Study: Breast Feeding Doesn’t Make Your Kid Smarter
The debate continues, this time with a study finding that breast fed children are no more intelligent than kids who aren’t breast fed
The benefits of breast feeding have been well established — from protecting against infections to lowering the risk of Sudden Infant Death Syndrome. But a new study raises doubts about one of the most contentious of those alleged benefits: intelligence. Researchers from the University College Dublin have found that breast feeding doesn’t have any long-term impact on children’s cognitive abilities.

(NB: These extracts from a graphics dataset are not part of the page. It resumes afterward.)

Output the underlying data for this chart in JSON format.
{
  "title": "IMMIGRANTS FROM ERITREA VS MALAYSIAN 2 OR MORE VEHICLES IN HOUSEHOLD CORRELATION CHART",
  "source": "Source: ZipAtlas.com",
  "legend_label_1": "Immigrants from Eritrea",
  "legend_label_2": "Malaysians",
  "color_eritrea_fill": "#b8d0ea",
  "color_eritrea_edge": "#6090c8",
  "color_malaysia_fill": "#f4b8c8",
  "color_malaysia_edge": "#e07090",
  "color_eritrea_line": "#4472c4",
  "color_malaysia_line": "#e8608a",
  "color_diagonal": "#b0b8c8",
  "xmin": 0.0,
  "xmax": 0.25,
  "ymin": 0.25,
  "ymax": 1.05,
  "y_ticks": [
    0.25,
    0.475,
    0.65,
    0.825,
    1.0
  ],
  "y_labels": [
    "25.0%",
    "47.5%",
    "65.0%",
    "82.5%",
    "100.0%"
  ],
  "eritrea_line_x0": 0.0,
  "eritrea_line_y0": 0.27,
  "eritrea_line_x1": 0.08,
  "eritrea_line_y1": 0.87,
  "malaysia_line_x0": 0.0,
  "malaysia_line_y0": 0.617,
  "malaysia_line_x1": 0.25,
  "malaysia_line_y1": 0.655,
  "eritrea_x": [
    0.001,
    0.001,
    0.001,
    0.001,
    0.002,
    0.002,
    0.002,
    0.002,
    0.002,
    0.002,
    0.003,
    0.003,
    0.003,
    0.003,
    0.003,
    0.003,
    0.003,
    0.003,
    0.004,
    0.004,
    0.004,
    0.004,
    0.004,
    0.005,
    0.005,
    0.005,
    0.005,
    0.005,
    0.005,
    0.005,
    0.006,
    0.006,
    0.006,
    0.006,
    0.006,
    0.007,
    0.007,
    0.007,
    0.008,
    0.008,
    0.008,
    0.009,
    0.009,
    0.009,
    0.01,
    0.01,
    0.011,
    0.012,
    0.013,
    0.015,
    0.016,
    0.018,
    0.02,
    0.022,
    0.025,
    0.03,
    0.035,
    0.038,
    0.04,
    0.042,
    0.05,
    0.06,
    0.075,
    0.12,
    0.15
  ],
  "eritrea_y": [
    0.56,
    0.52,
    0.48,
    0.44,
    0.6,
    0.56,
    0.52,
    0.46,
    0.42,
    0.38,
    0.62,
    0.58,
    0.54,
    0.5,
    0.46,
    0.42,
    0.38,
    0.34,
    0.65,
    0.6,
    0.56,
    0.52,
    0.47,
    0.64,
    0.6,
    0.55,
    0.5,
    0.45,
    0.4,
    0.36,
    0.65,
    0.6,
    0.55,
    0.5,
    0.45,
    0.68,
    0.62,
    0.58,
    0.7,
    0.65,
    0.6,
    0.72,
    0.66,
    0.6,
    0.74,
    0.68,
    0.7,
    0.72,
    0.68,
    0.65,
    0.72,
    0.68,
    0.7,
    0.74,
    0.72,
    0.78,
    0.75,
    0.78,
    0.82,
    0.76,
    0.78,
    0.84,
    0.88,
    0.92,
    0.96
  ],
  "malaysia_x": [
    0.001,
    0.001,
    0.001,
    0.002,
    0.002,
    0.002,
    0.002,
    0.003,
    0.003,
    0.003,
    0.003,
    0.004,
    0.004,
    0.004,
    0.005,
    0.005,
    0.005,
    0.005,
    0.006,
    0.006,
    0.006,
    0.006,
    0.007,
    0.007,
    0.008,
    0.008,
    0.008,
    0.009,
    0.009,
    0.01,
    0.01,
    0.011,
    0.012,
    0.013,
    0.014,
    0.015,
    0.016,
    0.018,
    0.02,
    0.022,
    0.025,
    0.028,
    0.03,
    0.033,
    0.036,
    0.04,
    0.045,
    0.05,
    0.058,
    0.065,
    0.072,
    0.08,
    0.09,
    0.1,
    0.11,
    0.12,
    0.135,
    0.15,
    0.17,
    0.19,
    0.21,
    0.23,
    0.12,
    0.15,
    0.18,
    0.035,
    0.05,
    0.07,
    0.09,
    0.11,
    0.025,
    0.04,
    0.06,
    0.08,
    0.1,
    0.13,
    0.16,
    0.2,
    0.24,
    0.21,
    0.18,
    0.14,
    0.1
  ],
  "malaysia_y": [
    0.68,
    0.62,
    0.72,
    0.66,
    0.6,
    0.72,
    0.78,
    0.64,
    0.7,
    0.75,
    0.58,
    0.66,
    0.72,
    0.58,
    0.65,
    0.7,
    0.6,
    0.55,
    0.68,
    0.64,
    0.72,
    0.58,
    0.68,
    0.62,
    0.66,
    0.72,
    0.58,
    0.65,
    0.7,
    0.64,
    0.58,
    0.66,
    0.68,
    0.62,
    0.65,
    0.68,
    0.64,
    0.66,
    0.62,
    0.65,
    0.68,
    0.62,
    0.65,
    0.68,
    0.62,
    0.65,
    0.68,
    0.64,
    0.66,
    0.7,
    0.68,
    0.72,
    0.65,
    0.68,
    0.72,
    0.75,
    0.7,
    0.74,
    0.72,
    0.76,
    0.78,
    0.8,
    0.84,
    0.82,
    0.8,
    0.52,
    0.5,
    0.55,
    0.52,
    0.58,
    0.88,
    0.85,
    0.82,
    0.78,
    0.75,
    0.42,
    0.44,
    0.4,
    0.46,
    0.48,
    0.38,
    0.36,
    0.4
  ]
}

The study, published in the journal Pediatrics, used longitudinal data on 8,000 children in Ireland. Initially, the researchers found the breast-fed children scored better on cognitive development. But when they controlled for other outside factors, the breast feeding advantage disappeared. At the age of three, children who were breast fed for at least six months showed no statistically significant differences when it came to cognitive abilities. This seems to contradict prior research finding higher IQs among elementary age children who were breast-fed.
The current study did find one notable benefit: at age three, breast-fed kids were less hyperactive — but that advantage disappeared by age five.
“The belief that babies who are breast fed have advantages in their cognitive development, in particular, has been a topic of debate for over a century now. What needs to be emphasized here is the notion of causality,” said lead researcher Lisa-Christine Girard in an email. “Babies who are breast fed do tend to score higher on measures of their cognitive ability over time, yet this may, in large part, be the result of other factors that are associated with maternal selection into breast feeding.”
One such factor is education — mothers who breastfeed tend to have higher levels of education. Unless you control for such things, as the current study does, it’s hard to identify cause and effect. “Our results would suggest that breast feeding per se, may not be the causal factor responsible for ‘smarter kids,’ although it may be associated via maternal and family characteristics,” said Girard.
This study will no doubt re-fuel the breast feeding debate — which, let’s be honest, is never for lack of kindling — but it doesn’t fundamentally change what we know about the overall benefits. It just complicates the picture when it comes to intelligence, and that certainly won’t do anything to change the American Academy of Pediatrics’ recommendations that mothers breastfeed exclusively for the first six months. As Girard said, “For mothers who are able, breast feeding provides a wealth of documented benefits to both mother and babies and it is important to emphasize that our findings regarding cognitive development in particular in no way take away from that.”